As part of the process, we will also want to validate the creation of the canonical event on the Kafka topic. This is where it may get complicated because a real world production API client might not have access to the topic, especially if we are attempting to mimic an external API client from a customer. If these cases, we might be able to create some reasonable facsimiles for validation, such as providing a separate administrator-level API requiring heightened credentials to gain access to some access point to validate the event. Perhaps the API endpoint is just providing confirmation that an event was created and possibly a key value to check against. The key here is to cover as much as possible within reason. If the local tests, which validate the creation of the event, are robust enough then the API calls themselves may be enough.
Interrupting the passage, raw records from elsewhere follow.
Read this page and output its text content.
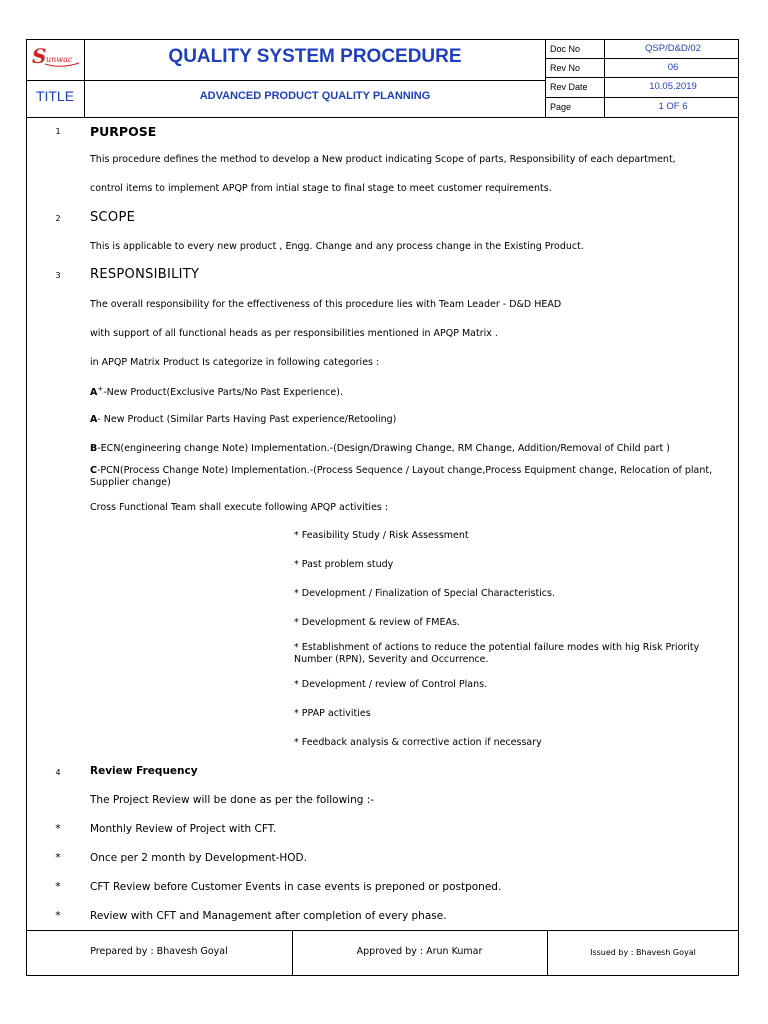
S unwac	QUALITY SYSTEM PROCEDURE
TITLE	ADVANCED PRODUCT QUALITY PLANNING
Doc No	QSP/D&D/02
Rev No	06
Rev Date	10.05.2019
Page	1 OF 6
1	PURPOSE
This procedure defines the method to develop a New product indicating Scope of parts, Responsibility of each department,
control items to implement APQP from intial stage to final stage to meet customer requirements.
2	SCOPE
This is applicable to every new product , Engg. Change and any process change in the Existing Product.
3	RESPONSIBILITY
The overall responsibility for the effectiveness of this procedure lies with Team Leader - D&D HEAD
with support of all functional heads as per responsibilities mentioned in APQP Matrix .
in APQP Matrix Product Is categorize in following categories :
A+-New Product(Exclusive Parts/No Past Experience).
A- New Product (Similar Parts Having Past experience/Retooling)
B-ECN(engineering change Note) Implementation.-(Design/Drawing Change, RM Change, Addition/Removal of Child part )
C-PCN(Process Change Note) Implementation.-(Process Sequence / Layout change,Process Equipment change, Relocation of plant, Supplier change)
Cross Functional Team shall execute following APQP activities :
* Feasibility Study / Risk Assessment
* Past problem study
* Development / Finalization of Special Characteristics.
* Development & review of FMEAs.
* Establishment of actions to reduce the potential failure modes with hig Risk Priority Number (RPN), Severity and Occurrence.
* Development / review of Control Plans.
* PPAP activities
* Feedback analysis & corrective action if necessary
4	Review Frequency
The Project Review will be done as per the following :-
*	Monthly Review of Project with CFT.
*	Once per 2 month by Development-HOD.
*	CFT Review before Customer Events in case events is preponed or postponed.
*	Review with CFT and Management after completion of every phase.
Prepared by : Bhavesh Goyal	Approved by : Arun Kumar	Issued by : Bhavesh Goyal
The acceptance test doesn’t care about the internals. It just cares that it works.

There are another subset of acceptance tests available to the organization which can be very valuable: production tests. These are tests that generally consist of read-only activities and can be executed against the production environment. The execution of the acceptance test suite for the application should be aware of what environment it’s running against and run only the non-mutating tests if the environment is production. These tests can be valuable in both validating newly released versions of an application, but also can be executed at different times throughout the day to keep an eye on things in periods of low traffic. Obviously, if you are very cost conscience, then continuously running production tests throughout the day may negate gains from serverless components.

Don’t be afraid to go low level on these acceptance test projects as well. Too many times I see organizations get too enthralled in buying expensive API testing products with the hope that their non-technical QA staff will be able to create and maintain the tests. What ends up happening is that the organization forgets that these non-technical focused people also don’t have the same prioritizations around code reuse or variabilization of functionality. They also might not understand the use of source control or how to keep the process stable. You can literally build using the traditional testing frameworks developers use for their local tests and just put all the tests in the main source path, rather than the test source path, and execute the tests using the command line. This also will be a great opportunity for those non-technical testing folks to get started in development while doing their day job.
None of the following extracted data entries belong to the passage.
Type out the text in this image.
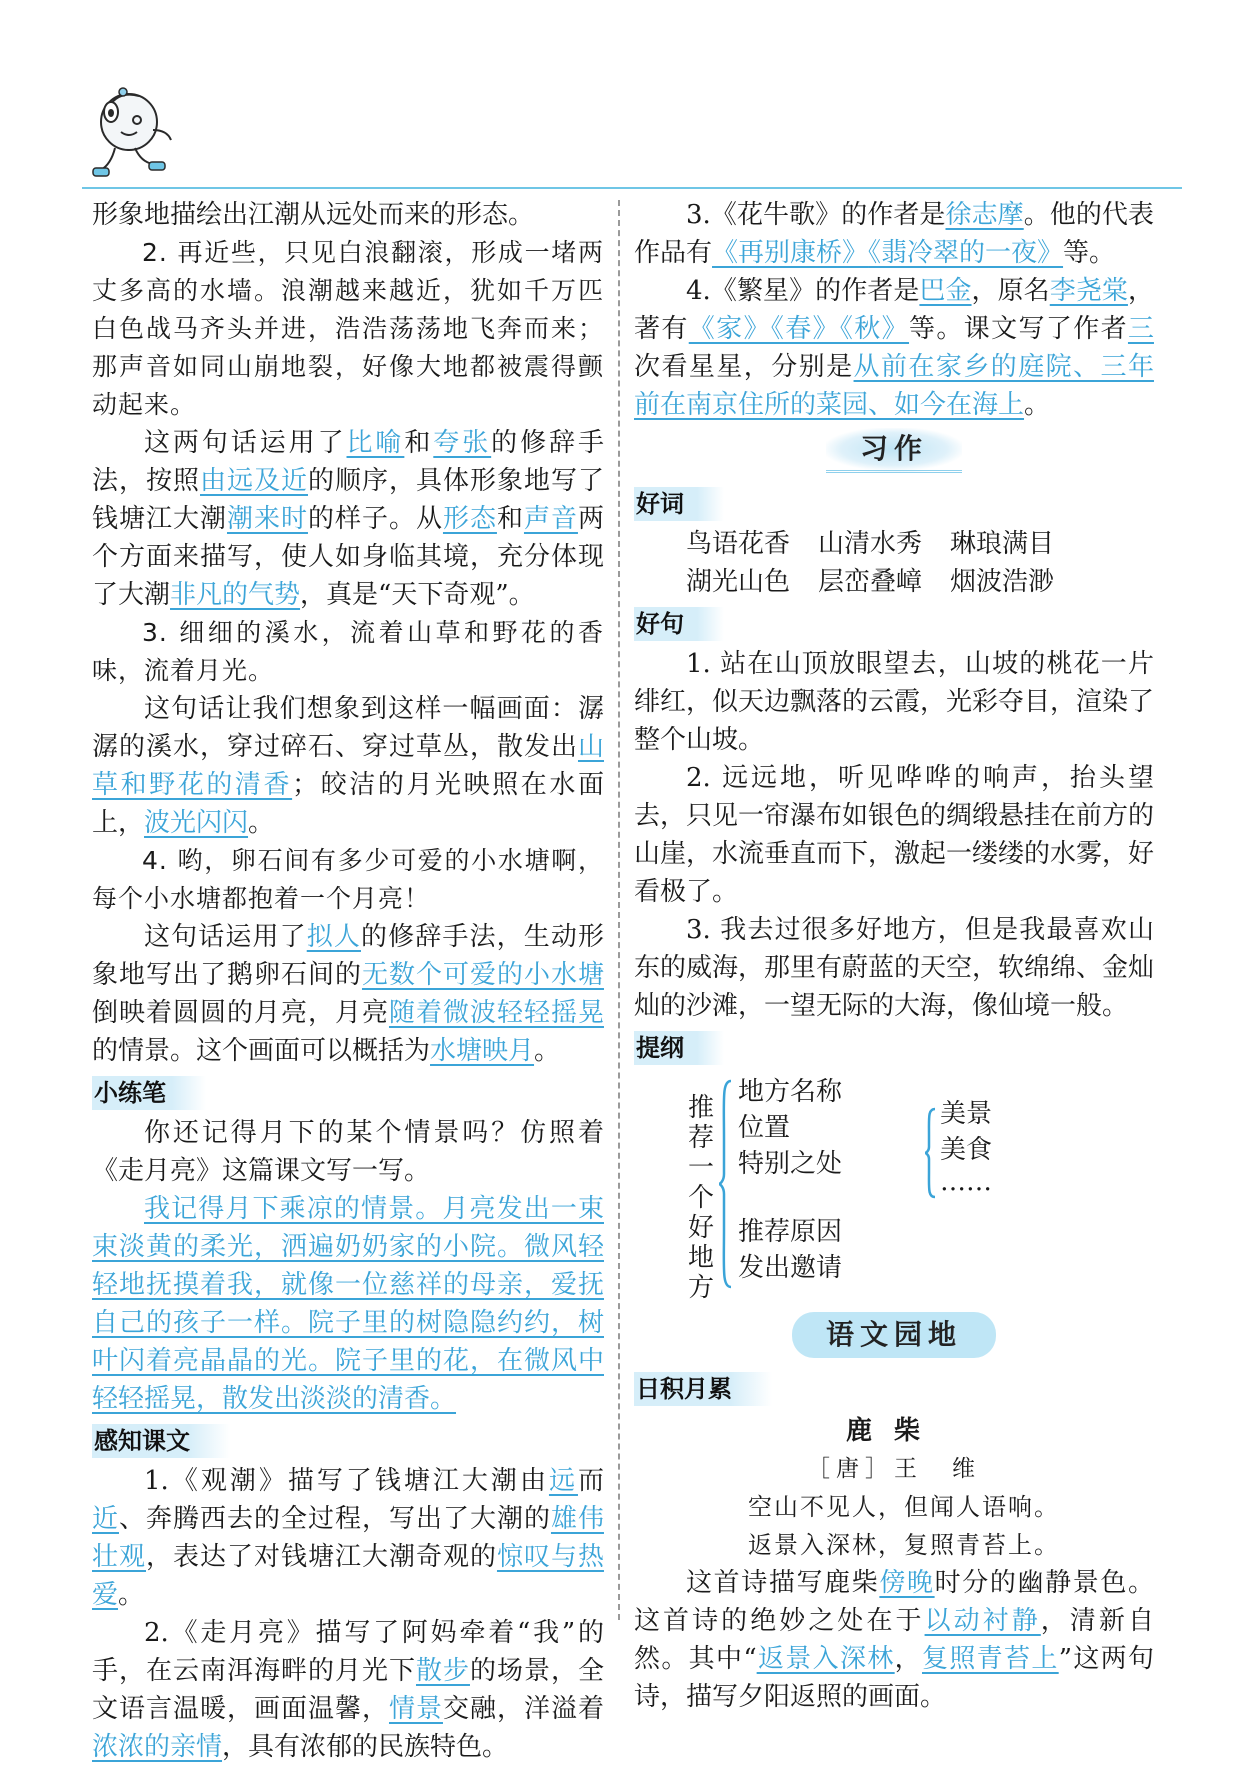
形象地描绘出江潮从远处而来的形态。

2. 再近些，只见白浪翻滚，形成一堵两丈多高的水墙。浪潮越来越近，犹如千万匹白色战马齐头并进，浩浩荡荡地飞奔而来；那声音如同山崩地裂，好像大地都被震得颤动起来。

这两句话运用了比喻和夸张的修辞手法，按照由远及近的顺序，具体形象地写了钱塘江大潮潮来时的样子。从形态和声音两个方面来描写，使人如身临其境，充分体现了大潮非凡的气势，真是“天下奇观”。

3. 细细的溪水，流着山草和野花的香味，流着月光。

这句话让我们想象到这样一幅画面：潺潺的溪水，穿过碎石、穿过草丛，散发出山草和野花的清香；皎洁的月光映照在水面上，波光闪闪。

4. 哟，卵石间有多少可爱的小水塘啊，每个小水塘都抱着一个月亮！

这句话运用了拟人的修辞手法，生动形象地写出了鹅卵石间的无数个可爱的小水塘倒映着圆圆的月亮，月亮随着微波轻轻摇晃的情景。这个画面可以概括为水塘映月。

小练笔

你还记得月下的某个情景吗？仿照着《走月亮》这篇课文写一写。

我记得月下乘凉的情景。月亮发出一束束淡黄的柔光，洒遍奶奶家的小院。微风轻轻地抚摸着我，就像一位慈祥的母亲，爱抚自己的孩子一样。院子里的树隐隐约约，树叶闪着亮晶晶的光。院子里的花，在微风中轻轻摇晃，散发出淡淡的清香。

感知课文

1.《观潮》描写了钱塘江大潮由远而近、奔腾西去的全过程，写出了大潮的雄伟壮观，表达了对钱塘江大潮奇观的惊叹与热爱。

2.《走月亮》描写了阿妈牵着“我”的手，在云南洱海畔的月光下散步的场景，全文语言温暖，画面温馨，情景交融，洋溢着浓浓的亲情，具有浓郁的民族特色。

3.《花牛歌》的作者是徐志摩。他的代表作品有《再别康桥》《翡冷翠的一夜》等。

4.《繁星》的作者是巴金，原名李尧棠，著有《家》《春》《秋》等。课文写了作者三次看星星，分别是从前在家乡的庭院、三年前在南京住所的菜园、如今在海上。

习作
好词
鸟语花香 山清水秀 琳琅满目
湖光山色 层峦叠嶂 烟波浩渺
好句

1. 站在山顶放眼望去，山坡的桃花一片绯红，似天边飘落的云霞，光彩夺目，渲染了整个山坡。

2. 远远地，听见哗哗的响声，抬头望去，只见一帘瀑布如银色的绸缎悬挂在前方的山崖，水流垂直而下，激起一缕缕的水雾，好看极了。

3. 我去过很多好地方，但是我最喜欢山东的威海，那里有蔚蓝的天空，软绵绵、金灿灿的沙滩，一望无际的大海，像仙境一般。

提纲
推荐一个好地方
地方名称
位置
特别之处
美景
美食
……
推荐原因
发出邀请
语文园地
日积月累
鹿柴
［唐］王　维
空山不见人，但闻人语响。
返景入深林，复照青苔上。

这首诗描写鹿柴傍晚时分的幽静景色。这首诗的绝妙之处在于以动衬静，清新自然。其中“返景入深林，复照青苔上”这两句诗，描写夕阳返照的画面。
Extra bonus points to those who can make their acceptance tests executable in the developer’s local environment as well. Then the pre-push developer branch could theoretically be validated even prior to the CICD process.

The CICD Pipeline

While there are plenty of companies out there doing actual continuous deployment, a large majority of us live the in world where this is downright impossible due to organizational limitations (mostly non-technical). However, we can still do some pretty good exercises in validation just deploying to a development environment. The CICD pipeline is going to want to validate the application itself, but can leverage the deployment automation as well to deploy a new version of the application and in most cases, execute the full acceptance testing suite as well.
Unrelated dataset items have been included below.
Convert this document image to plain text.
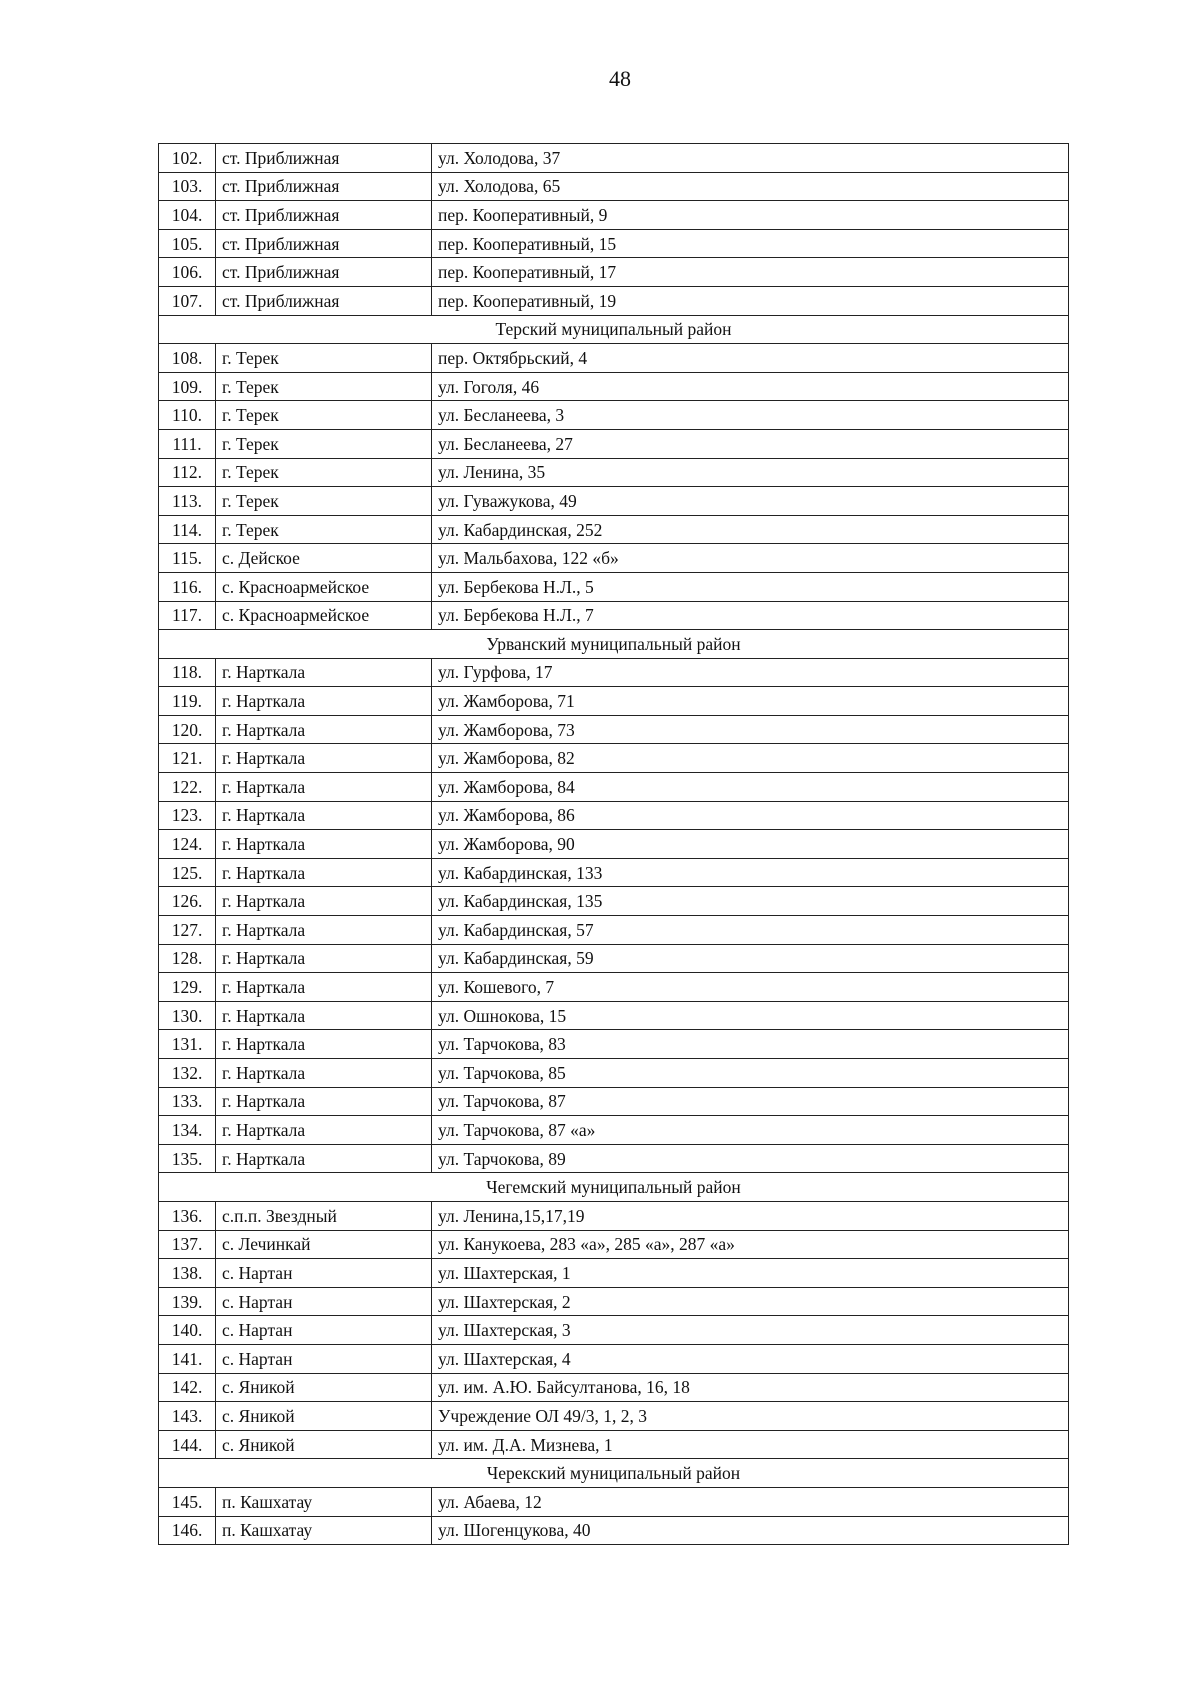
48
102.	ст. Приближная	ул. Холодова, 37
103.	ст. Приближная	ул. Холодова, 65
104.	ст. Приближная	пер. Кооперативный, 9
105.	ст. Приближная	пер. Кооперативный, 15
106.	ст. Приближная	пер. Кооперативный, 17
107.	ст. Приближная	пер. Кооперативный, 19
Терский муниципальный район		
108.	г. Терек	пер. Октябрьский, 4
109.	г. Терек	ул. Гоголя, 46
110.	г. Терек	ул. Бесланеева, 3
111.	г. Терек	ул. Бесланеева, 27
112.	г. Терек	ул. Ленина, 35
113.	г. Терек	ул. Гуважукова, 49
114.	г. Терек	ул. Кабардинская, 252
115.	с. Дейское	ул. Мальбахова, 122 «б»
116.	с. Красноармейское	ул. Бербекова Н.Л., 5
117.	с. Красноармейское	ул. Бербекова Н.Л., 7
Урванский муниципальный район		
118.	г. Нарткала	ул. Гурфова, 17
119.	г. Нарткала	ул. Жамборова, 71
120.	г. Нарткала	ул. Жамборова, 73
121.	г. Нарткала	ул. Жамборова, 82
122.	г. Нарткала	ул. Жамборова, 84
123.	г. Нарткала	ул. Жамборова, 86
124.	г. Нарткала	ул. Жамборова, 90
125.	г. Нарткала	ул. Кабардинская, 133
126.	г. Нарткала	ул. Кабардинская, 135
127.	г. Нарткала	ул. Кабардинская, 57
128.	г. Нарткала	ул. Кабардинская, 59
129.	г. Нарткала	ул. Кошевого, 7
130.	г. Нарткала	ул. Ошнокова, 15
131.	г. Нарткала	ул. Тарчокова, 83
132.	г. Нарткала	ул. Тарчокова, 85
133.	г. Нарткала	ул. Тарчокова, 87
134.	г. Нарткала	ул. Тарчокова, 87 «а»
135.	г. Нарткала	ул. Тарчокова, 89
Чегемский муниципальный район		
136.	с.п.п. Звездный	ул. Ленина,15,17,19
137.	с. Лечинкай	ул. Канукоева, 283 «а», 285 «а», 287 «а»
138.	с. Нартан	ул. Шахтерская, 1
139.	с. Нартан	ул. Шахтерская, 2
140.	с. Нартан	ул. Шахтерская, 3
141.	с. Нартан	ул. Шахтерская, 4
142.	с. Яникой	ул. им. А.Ю. Байсултанова, 16, 18
143.	с. Яникой	Учреждение ОЛ 49/3, 1, 2, 3
144.	с. Яникой	ул. им. Д.А. Мизнева, 1
Черекский муниципальный район		
145.	п. Кашхатау	ул. Абаева, 12
146.	п. Кашхатау	ул. Шогенцукова, 40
An example CICD pipeline executing both local and acceptance tests

The cool thing about this flow is that we are not only testing the application, but we are testing that all the automations around deployment work as expected. Remember, the acceptance test is not that the application works. The acceptance test is that the application works within the context of the overall enterprise environment. When you combine the acceptance tests with the CICD pipeline and the existing deployment automations, the process becomes pretty bulletproof in identifying issues prior to production deployment.

Summary

Testing is a very important part to building good software. Your testing strategy should not be myopic in it’s focus. It should take into account not only the application’s intended functionality, but should encompass the entire environment.